Drug & Device Development

Hepatitis C protease inhibitor shows "dramatic" antiviral effects

Last Updated: 2006-05-22 14:31:54 -0400 (Reuters Health)

LOS ANGELES (Reuters Health) - Initial results of a phase Ib trial of the protease inhibitor of hepatitis C virus, VX950 (Vertex Pharmaceuticals Inc., Cambridge, MA), reported here at Digestive Disease Week 2006, show that it has "robust and dramatic antiviral effects."
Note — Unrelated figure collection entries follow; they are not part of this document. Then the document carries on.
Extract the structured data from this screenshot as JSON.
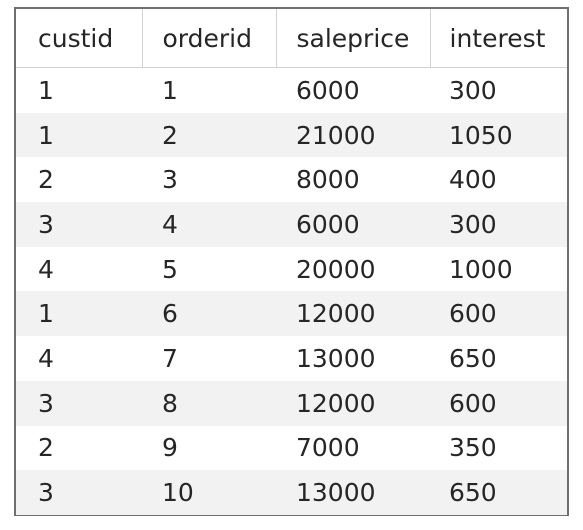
{
  "grid": {
    "columns": [
      "custid",
      "orderid",
      "saleprice",
      "interest"
    ],
    "rows": [
      [
        "1",
        "1",
        "6000",
        "300"
      ],
      [
        "1",
        "2",
        "21000",
        "1050"
      ],
      [
        "2",
        "3",
        "8000",
        "400"
      ],
      [
        "3",
        "4",
        "6000",
        "300"
      ],
      [
        "4",
        "5",
        "20000",
        "1000"
      ],
      [
        "1",
        "6",
        "12000",
        "600"
      ],
      [
        "4",
        "7",
        "13000",
        "650"
      ],
      [
        "3",
        "8",
        "12000",
        "600"
      ],
      [
        "2",
        "9",
        "7000",
        "350"
      ],
      [
        "3",
        "10",
        "13000",
        "650"
      ]
    ]
  },
  "colors": {
    "row_alt": "#f2f2f2",
    "border": "#6f6f6f",
    "text": "#262626"
  }
}
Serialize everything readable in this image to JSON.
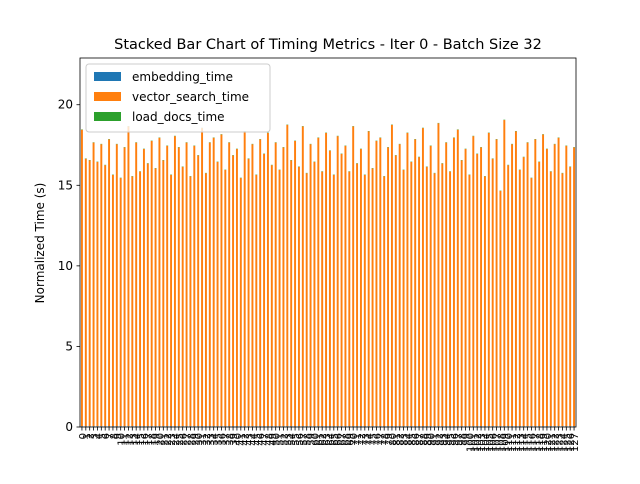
{
  "chart_data": {
    "type": "stacked_bar",
    "title": "Stacked Bar Chart of Timing Metrics - Iter 0 - Batch Size 32",
    "ylabel": "Normalized Time (s)",
    "categories": [
      "0",
      "1",
      "2",
      "3",
      "4",
      "5",
      "6",
      "7",
      "8",
      "9",
      "10",
      "11",
      "12",
      "13",
      "14",
      "15",
      "16",
      "17",
      "18",
      "19",
      "20",
      "21",
      "22",
      "23",
      "24",
      "25",
      "26",
      "27",
      "28",
      "29",
      "30",
      "31",
      "32",
      "33",
      "34",
      "35",
      "36",
      "37",
      "38",
      "39",
      "40",
      "41",
      "42",
      "43",
      "44",
      "45",
      "46",
      "47",
      "48",
      "49",
      "50",
      "51",
      "52",
      "53",
      "54",
      "55",
      "56",
      "57",
      "58",
      "59",
      "60",
      "61",
      "62",
      "63",
      "64",
      "65",
      "66",
      "67",
      "68",
      "69",
      "70",
      "71",
      "72",
      "73",
      "74",
      "75",
      "76",
      "77",
      "78",
      "79",
      "80",
      "81",
      "82",
      "83",
      "84",
      "85",
      "86",
      "87",
      "88",
      "89",
      "90",
      "91",
      "92",
      "93",
      "94",
      "95",
      "96",
      "97",
      "98",
      "99",
      "100",
      "101",
      "102",
      "103",
      "104",
      "105",
      "106",
      "107",
      "108",
      "109",
      "110",
      "111",
      "112",
      "113",
      "114",
      "115",
      "116",
      "117",
      "118",
      "119",
      "120",
      "121",
      "122",
      "123",
      "124",
      "125",
      "126",
      "127"
    ],
    "series": [
      {
        "name": "embedding_time",
        "color": "#1f77b4",
        "values": [
          0.05,
          0.05,
          0.05,
          0.05,
          0.05,
          0.05,
          0.05,
          0.05,
          0.05,
          0.05,
          0.05,
          0.05,
          0.05,
          0.05,
          0.05,
          0.05,
          0.05,
          0.05,
          0.05,
          0.05,
          0.05,
          0.05,
          0.05,
          0.05,
          0.05,
          0.05,
          0.05,
          0.05,
          0.05,
          0.05,
          0.05,
          0.05,
          0.05,
          0.05,
          0.05,
          0.05,
          0.05,
          0.05,
          0.05,
          0.05,
          0.05,
          0.05,
          0.05,
          0.05,
          0.05,
          0.05,
          0.05,
          0.05,
          0.05,
          0.05,
          0.05,
          0.05,
          0.05,
          0.05,
          0.05,
          0.05,
          0.05,
          0.05,
          0.05,
          0.05,
          0.05,
          0.05,
          0.05,
          0.05,
          0.05,
          0.05,
          0.05,
          0.05,
          0.05,
          0.05,
          0.05,
          0.05,
          0.05,
          0.05,
          0.05,
          0.05,
          0.05,
          0.05,
          0.05,
          0.05,
          0.05,
          0.05,
          0.05,
          0.05,
          0.05,
          0.05,
          0.05,
          0.05,
          0.05,
          0.05,
          0.05,
          0.05,
          0.05,
          0.05,
          0.05,
          0.05,
          0.05,
          0.05,
          0.05,
          0.05,
          0.05,
          0.05,
          0.05,
          0.05,
          0.05,
          0.05,
          0.05,
          0.05,
          0.05,
          0.05,
          0.05,
          0.05,
          0.05,
          0.05,
          0.05,
          0.05,
          0.05,
          0.05,
          0.05,
          0.05,
          0.05,
          0.05,
          0.05,
          0.05,
          0.05,
          0.05,
          0.05,
          0.05
        ]
      },
      {
        "name": "vector_search_time",
        "color": "#ff7f0e",
        "values": [
          18.4,
          16.6,
          16.5,
          17.6,
          16.4,
          17.5,
          16.2,
          17.8,
          15.6,
          17.5,
          15.4,
          17.3,
          18.6,
          15.5,
          17.6,
          15.8,
          17.2,
          16.3,
          17.7,
          16.0,
          17.9,
          16.5,
          17.4,
          15.6,
          18.0,
          17.3,
          16.1,
          17.6,
          15.5,
          17.4,
          16.8,
          18.5,
          15.7,
          17.6,
          17.9,
          16.4,
          18.1,
          15.9,
          17.6,
          16.8,
          17.2,
          15.4,
          18.3,
          16.6,
          17.5,
          15.6,
          17.8,
          16.9,
          18.2,
          16.2,
          17.6,
          15.9,
          17.3,
          18.7,
          16.5,
          17.7,
          16.1,
          18.6,
          15.7,
          17.5,
          16.4,
          17.9,
          15.8,
          18.2,
          17.1,
          15.6,
          18.0,
          16.9,
          17.4,
          15.8,
          18.6,
          16.3,
          17.2,
          15.6,
          18.3,
          16.0,
          17.7,
          17.9,
          15.5,
          17.3,
          18.7,
          16.8,
          17.5,
          15.9,
          18.2,
          16.4,
          17.8,
          16.7,
          18.5,
          16.1,
          17.4,
          15.7,
          18.8,
          16.3,
          17.6,
          15.8,
          17.9,
          18.4,
          16.5,
          17.2,
          15.6,
          18.0,
          16.9,
          17.3,
          15.5,
          18.2,
          16.6,
          17.8,
          14.6,
          19.0,
          16.2,
          17.5,
          18.3,
          15.9,
          16.7,
          17.6,
          15.4,
          17.8,
          16.4,
          18.1,
          17.2,
          15.8,
          17.5,
          17.9,
          15.7,
          17.4,
          16.1,
          17.3
        ]
      },
      {
        "name": "load_docs_time",
        "color": "#2ca02c",
        "values": [
          0.02,
          0.02,
          0.02,
          0.02,
          0.02,
          0.02,
          0.02,
          0.02,
          0.02,
          0.02,
          0.02,
          0.02,
          0.02,
          0.02,
          0.02,
          0.02,
          0.02,
          0.02,
          0.02,
          0.02,
          0.02,
          0.02,
          0.02,
          0.02,
          0.02,
          0.02,
          0.02,
          0.02,
          0.02,
          0.02,
          0.02,
          0.02,
          0.02,
          0.02,
          0.02,
          0.02,
          0.02,
          0.02,
          0.02,
          0.02,
          0.02,
          0.02,
          0.02,
          0.02,
          0.02,
          0.02,
          0.02,
          0.02,
          0.02,
          0.02,
          0.02,
          0.02,
          0.02,
          0.02,
          0.02,
          0.02,
          0.02,
          0.02,
          0.02,
          0.02,
          0.02,
          0.02,
          0.02,
          0.02,
          0.02,
          0.02,
          0.02,
          0.02,
          0.02,
          0.02,
          0.02,
          0.02,
          0.02,
          0.02,
          0.02,
          0.02,
          0.02,
          0.02,
          0.02,
          0.02,
          0.02,
          0.02,
          0.02,
          0.02,
          0.02,
          0.02,
          0.02,
          0.02,
          0.02,
          0.02,
          0.02,
          0.02,
          0.02,
          0.02,
          0.02,
          0.02,
          0.02,
          0.02,
          0.02,
          0.02,
          0.02,
          0.02,
          0.02,
          0.02,
          0.02,
          0.02,
          0.02,
          0.02,
          0.02,
          0.02,
          0.02,
          0.02,
          0.02,
          0.02,
          0.02,
          0.02,
          0.02,
          0.02,
          0.02,
          0.02,
          0.02,
          0.02,
          0.02,
          0.02,
          0.02,
          0.02,
          0.02,
          0.02
        ]
      }
    ],
    "ylim": [
      0,
      22.9
    ],
    "yticks": [
      0,
      5,
      10,
      15,
      20
    ],
    "legend": "upper left"
  }
}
"This is the first drug to reach this phase of study" in the treatment of hepatitis C, lead investigator Dr. Eric Lawitz of Alamo Medical Research and the University of Texas at San Antonio announced. VX950 is an oral, highly selective inhibitor of hepatitis C virus NS3-4A protease.

Previous two-week studies showed VX950 was highly effective and well-tolerated as monotherapy. The addition of peg-interferon-alfa-2a further boosted the strong antiviral effects after 14 days of treatment.
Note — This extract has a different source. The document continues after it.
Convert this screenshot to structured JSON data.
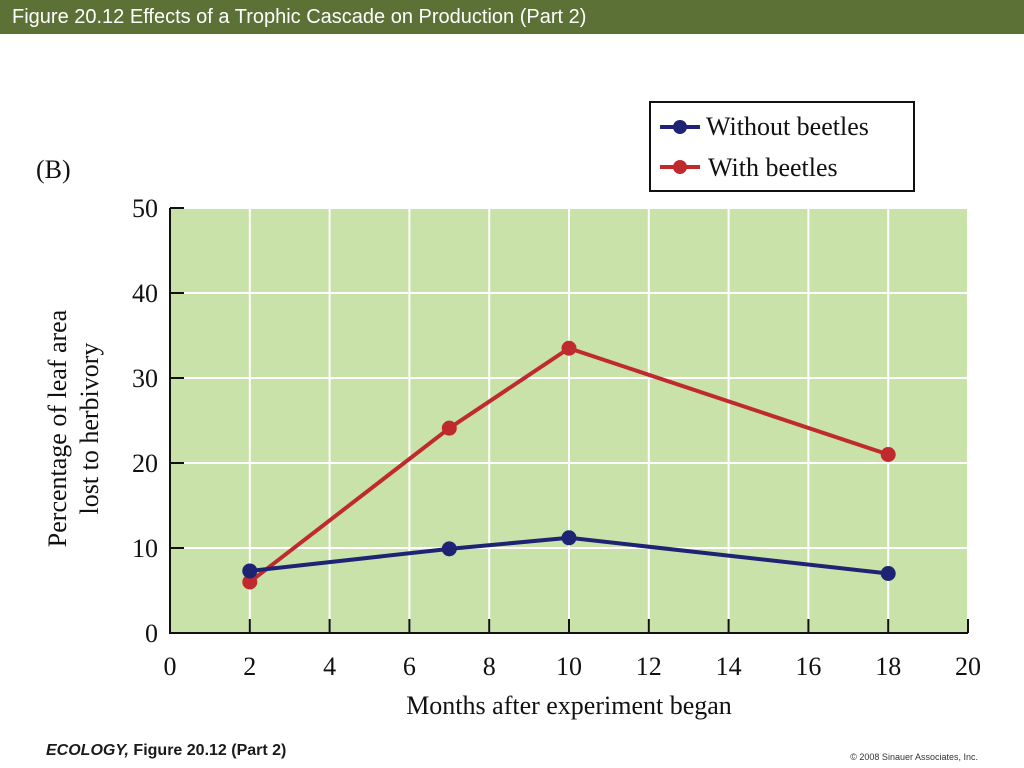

In this 28-day trial, ribavirin was added to VX950 plus peg-interferon in 12 treatment-naive patients with hepatitis C virus (HCV) genotype 1 infection. After the 28-day study period, patients continued on with standard therapy of peg-interferon and ribavirin.

The primary endpoint was viral suppression at 28 days. The secondary endpoint was the safety of combination therapy. "Two patients had undetectable viral levels after only two days of treatment with VX950," Dr. Lawitz announced, emphasizing the rapid anti-viral effect. At day 22, eight patients had undetectable levels and at 28 days, all 12 patients had undetectable levels of the virus.

"After continuing on standard treatment (without VX950) for 12 weeks, 11 of the 12 continue to have undetectable viral levels," the Texas researcher reported.

"Protease inhibitors work at the other end of the replication process from the antivirals," said panel moderator Dr. John Vierling, of Baylor College of Medicine in Houston, Texas and president of the American Society for the Study of Liver Diseases. "Sustained viral suppression is tantamount to a cure," he told Reuters Health.

Enrollment of phase II studies on the duration of VX950 efficacy are due to begin in June, Dr. Lawitz said.